Many of the production techniques used are deliberately analogue in nature, including black and white photography and 16mm film. These delicate processes bear the marks of the artists hand and body more readily than their digital counterparts, which we are all used to consuming at an accelerated rate through screens and monitors in our daily lives. In his work Williams refuses modes of rapid consumption in favour of slow and careful approaches to considered and responsible image making.
The title Soon Come is also a gentle invitation to slow down our thinking in fast-paced environments. In the West Indies, particularly in Jamaica, soon come is an elusive sentiment that bypasses a specific idea of time or progress and instead embraces the unknown and ungraspable. For Williams, the meaning behind this phrase hints at both the immediate and the eternal: Its multiplicitous. Its between now and never.
The exhibition is accompanied by a new publication containing commissioned texts by writer and curator Nydia Swaby and scholar and poet Gabriella Gaye.
Beth Bate, Director of DCA, said We're thrilled to be opening Matthew Arthur Williams's first major show in a UK institution at DCA this December. Themes of visibility, care, love, representation, and resistance will resonate strongly with our audiences, so we cant wait to welcome them into our galleries to connect with and celebrate Matthew's incredible work.
Matthew Arthur Williams said: Though the green light for this work began with this commission for DCA, the work has existed for at least a decade in my mind.
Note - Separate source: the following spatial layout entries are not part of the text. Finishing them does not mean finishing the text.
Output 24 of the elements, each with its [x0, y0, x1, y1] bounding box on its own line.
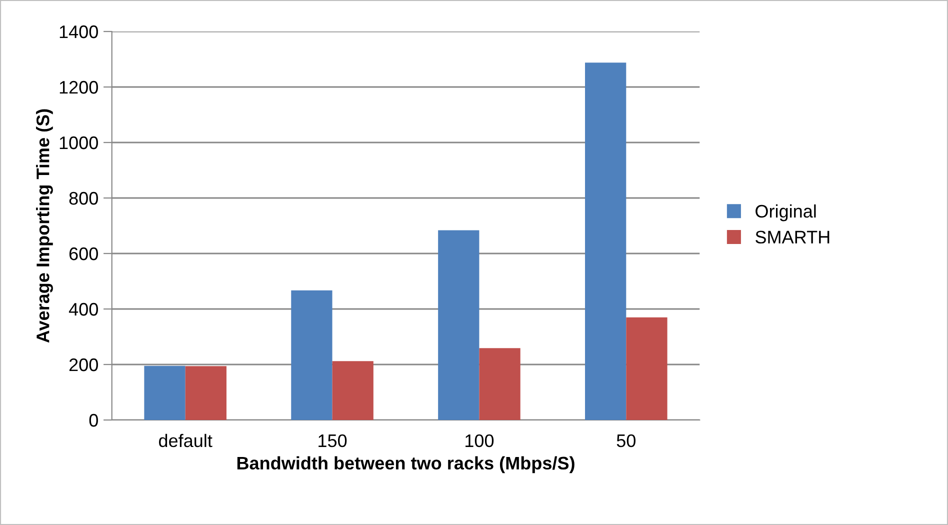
bar — [185, 366, 226, 420]
y-tick-label: 1000 — [60, 136, 98, 150]
y-tick-label: 800 — [69, 192, 98, 205]
bar — [438, 230, 480, 420]
bar — [626, 317, 668, 420]
x-axis-title: Bandwidth between two racks (Mbps/S) — [237, 456, 574, 474]
y-tick-label: 600 — [69, 247, 98, 260]
y-tick-label: 1200 — [60, 80, 98, 94]
y-tick-label: 0 — [89, 414, 98, 427]
y-tick-label: 200 — [69, 358, 98, 372]
bar — [585, 62, 626, 420]
y-tick-label: 400 — [68, 302, 98, 316]
bar — [291, 290, 332, 420]
bar — [332, 361, 374, 420]
legend-label: SMARTH — [756, 230, 830, 244]
y-tick-label: 1400 — [60, 25, 98, 38]
bar — [479, 348, 520, 420]
legend-label: Original — [756, 204, 816, 222]
y-axis-title: Average Importing Time (S) — [36, 109, 53, 343]
x-tick-label: default — [158, 434, 212, 448]
bar — [144, 366, 186, 420]
x-tick-label: 150 — [318, 434, 347, 448]
x-tick-label: 100 — [466, 434, 494, 448]
x-tick-label: 50 — [616, 434, 636, 448]
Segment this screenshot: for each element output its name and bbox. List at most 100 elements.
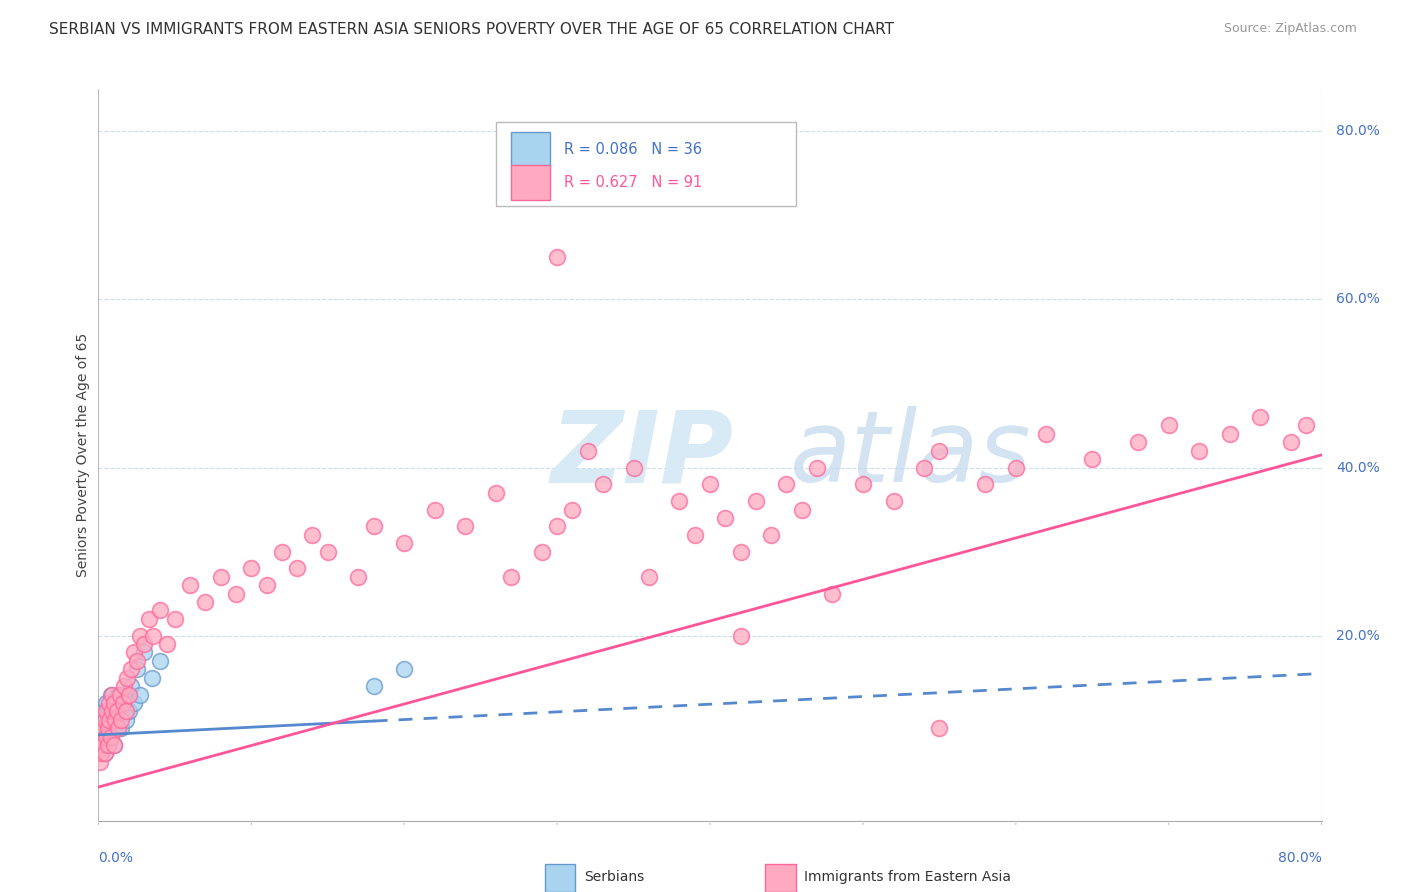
Point: [97, 738, 120, 752]
Point: [485, 485, 508, 500]
Point: [101, 721, 124, 735]
Point: [111, 696, 134, 710]
Point: [122, 645, 145, 659]
Point: [392, 536, 416, 550]
Point: [125, 654, 148, 668]
Point: [974, 477, 997, 491]
Point: [89, 755, 111, 769]
Point: [623, 460, 645, 475]
Point: [97, 713, 120, 727]
Point: [501, 570, 523, 584]
Point: [97, 721, 120, 735]
Point: [98, 704, 121, 718]
Point: [120, 679, 142, 693]
Point: [668, 494, 690, 508]
Point: [912, 460, 935, 475]
Point: [94, 721, 117, 735]
Text: 20.0%: 20.0%: [1336, 629, 1381, 642]
Point: [105, 704, 128, 718]
Point: [122, 696, 145, 710]
Point: [115, 713, 138, 727]
Text: ZIP: ZIP: [551, 407, 734, 503]
Point: [546, 519, 568, 533]
Point: [256, 578, 278, 592]
Point: [117, 671, 139, 685]
Point: [128, 629, 150, 643]
Text: R = 0.627   N = 91: R = 0.627 N = 91: [564, 175, 703, 190]
Point: [118, 704, 141, 718]
Point: [117, 688, 139, 702]
Point: [94, 730, 117, 744]
Text: Serbians: Serbians: [583, 870, 644, 884]
Point: [730, 629, 752, 643]
Point: [363, 519, 385, 533]
Point: [142, 629, 165, 643]
Point: [90, 747, 112, 761]
Point: [134, 637, 156, 651]
Point: [91, 704, 114, 718]
Point: [90, 721, 112, 735]
Point: [316, 544, 339, 558]
Point: [98, 696, 121, 710]
Point: [149, 654, 172, 668]
Point: [138, 612, 160, 626]
Point: [97, 738, 120, 752]
Point: [107, 721, 129, 735]
Text: atlas: atlas: [790, 407, 1031, 503]
Point: [1157, 418, 1180, 433]
Point: [163, 612, 186, 626]
Point: [730, 544, 752, 558]
Point: [100, 688, 122, 702]
Point: [1035, 426, 1057, 441]
Point: [1219, 426, 1241, 441]
Point: [1279, 435, 1302, 450]
Point: [699, 477, 721, 491]
Point: [561, 502, 583, 516]
Point: [928, 443, 950, 458]
Point: [285, 561, 308, 575]
Text: Source: ZipAtlas.com: Source: ZipAtlas.com: [1223, 22, 1357, 36]
Point: [105, 704, 128, 718]
Bar: [546, 863, 575, 892]
Point: [1249, 410, 1271, 425]
Point: [125, 662, 148, 676]
Point: [1081, 452, 1104, 467]
Point: [100, 730, 122, 744]
Point: [1128, 435, 1150, 450]
Point: [821, 587, 844, 601]
Point: [363, 679, 385, 693]
Point: [156, 637, 179, 651]
Point: [101, 704, 124, 718]
Text: Immigrants from Eastern Asia: Immigrants from Eastern Asia: [804, 870, 1011, 884]
Point: [149, 603, 172, 617]
Point: [806, 460, 828, 475]
Point: [103, 696, 125, 710]
FancyBboxPatch shape: [496, 122, 796, 206]
Point: [347, 570, 370, 584]
Point: [91, 730, 114, 744]
Point: [745, 494, 768, 508]
Point: [98, 713, 121, 727]
Point: [100, 730, 122, 744]
Point: [546, 251, 568, 265]
Point: [93, 747, 115, 761]
Y-axis label: Seniors Poverty Over the Age of 65: Seniors Poverty Over the Age of 65: [76, 333, 90, 577]
Point: [883, 494, 905, 508]
Point: [775, 477, 797, 491]
Point: [209, 570, 232, 584]
Point: [225, 587, 247, 601]
Point: [108, 688, 131, 702]
Point: [592, 477, 614, 491]
Point: [120, 662, 142, 676]
Point: [637, 570, 661, 584]
Point: [759, 528, 782, 542]
Point: [105, 721, 128, 735]
Point: [101, 688, 124, 702]
Point: [112, 679, 135, 693]
Point: [104, 713, 127, 727]
Point: [108, 713, 131, 727]
Text: 40.0%: 40.0%: [1336, 460, 1381, 475]
Text: 0.0%: 0.0%: [98, 851, 134, 865]
Point: [683, 528, 706, 542]
Point: [423, 502, 446, 516]
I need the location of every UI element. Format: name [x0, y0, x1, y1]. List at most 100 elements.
Soon Come for me feels like a phone call home. Home being many different things to many people; it means many things for me too. In this case, we arent sure who is picking up the receiver through the static on the other end. But what we do know is that there is a destined need for the line to stay connected for as long as we need it to.
It's a very tactile show in which I have become a vessel to anchor people and places. Its also incredibly personal, but I wouldnt have wanted it any other way.
Eoin Dara, Head of Exhibitions at DCA, said I think Matthew is an extraordinary artist and his is a practice I have watched unfold in many different ways over the five years I have lived in Scotland. He has been making beautiful solo presentations of work alongside intimate collaborative projects in different contexts for some time now, and this feels like exactly the right time to commission a significant new body of work for DCA to mark his first major institutional show in the UK. We have been working on this project together for over a year now, alongside a beautiful new publication with writers Nydia Swaby and Gabriella Gaye, and were so excited to share all this new work with our audiences over the winter months.